Durante esses dez anos, também aconteceram episódios positivos, como quando, presídio de Mendoza, na Argentina, graças às suas fotos expostas no Centro Cultural Recoleta de Buenos Aires e à pressão da Anistia International e do governo argentino, conseguiram fechar e destruir o Pavilhão 5.
— Ainda me lembro da sensação ao entrar lá dentro: celas completamente destruídas onde dormiam cinco pessoas em 2 m², um em cima do outro, animais mortos, banheiros inexistentes, latrinas de onde vinha tudo — relata.
O que o deixou mais impressionado, depois desses 10 longos anos, foi como o ser humano se acostuma a tudo, após um período de grande dor, desespero e raiva, e, no final, prevalece o desejo de sobreviver, mesmo em condições difíceis.
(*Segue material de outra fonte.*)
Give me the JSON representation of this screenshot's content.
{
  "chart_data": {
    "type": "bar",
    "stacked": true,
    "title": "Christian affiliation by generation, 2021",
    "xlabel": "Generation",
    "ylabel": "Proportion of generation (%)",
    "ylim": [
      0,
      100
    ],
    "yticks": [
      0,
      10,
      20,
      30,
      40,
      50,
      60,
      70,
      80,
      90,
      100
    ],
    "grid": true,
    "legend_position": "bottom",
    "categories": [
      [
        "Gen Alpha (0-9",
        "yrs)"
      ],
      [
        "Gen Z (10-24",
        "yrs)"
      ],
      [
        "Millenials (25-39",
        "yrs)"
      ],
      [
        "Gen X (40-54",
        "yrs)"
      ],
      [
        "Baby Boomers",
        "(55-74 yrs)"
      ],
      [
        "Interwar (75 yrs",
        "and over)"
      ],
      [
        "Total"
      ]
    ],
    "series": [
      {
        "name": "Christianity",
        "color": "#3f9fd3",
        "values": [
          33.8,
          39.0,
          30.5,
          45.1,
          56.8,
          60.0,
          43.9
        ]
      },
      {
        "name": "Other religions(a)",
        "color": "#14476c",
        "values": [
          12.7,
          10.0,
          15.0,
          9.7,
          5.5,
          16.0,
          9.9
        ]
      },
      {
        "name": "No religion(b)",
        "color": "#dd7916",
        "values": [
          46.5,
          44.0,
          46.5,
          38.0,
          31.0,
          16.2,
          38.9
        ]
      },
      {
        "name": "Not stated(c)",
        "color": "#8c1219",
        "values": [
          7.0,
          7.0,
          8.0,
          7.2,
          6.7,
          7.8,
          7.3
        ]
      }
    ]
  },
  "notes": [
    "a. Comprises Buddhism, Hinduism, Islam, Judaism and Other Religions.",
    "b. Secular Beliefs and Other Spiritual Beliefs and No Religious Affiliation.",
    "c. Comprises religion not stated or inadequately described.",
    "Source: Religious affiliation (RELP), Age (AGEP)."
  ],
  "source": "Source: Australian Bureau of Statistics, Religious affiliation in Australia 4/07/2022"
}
— Na América do Sul, a taxa de suicídios é de 0,001%. As pessoas não cometem suicídio como na Europa, onde o percentual é alto — constata.
Um continente que se recusa a pertencer ao primeiro mundo
Todos os projetos de Valerio têm como cenário o continente que ele tanto ama: a América do Sul, que apelidou de “segundo mundo”.
— É um continente que não quer ser nem primeiro mundo e nem terceiro mundo, no sentido de que, quando está em um nível de primeiro mundo, faz de tudo para diminuir, cria problemas e situações através das quais se torna segundo mundo e, quando é rebaixado, por causa das crises econômicas, tem a força de se rebelar para recuperar a sua posição. Viaja sempre entre esses dois mundos: não quer ser primeiro para não perder a sua liberdade de expressão e a vitalidade, porém não quer ser tão pobre a ponto de ser tratado como terceiro mundo — conclui.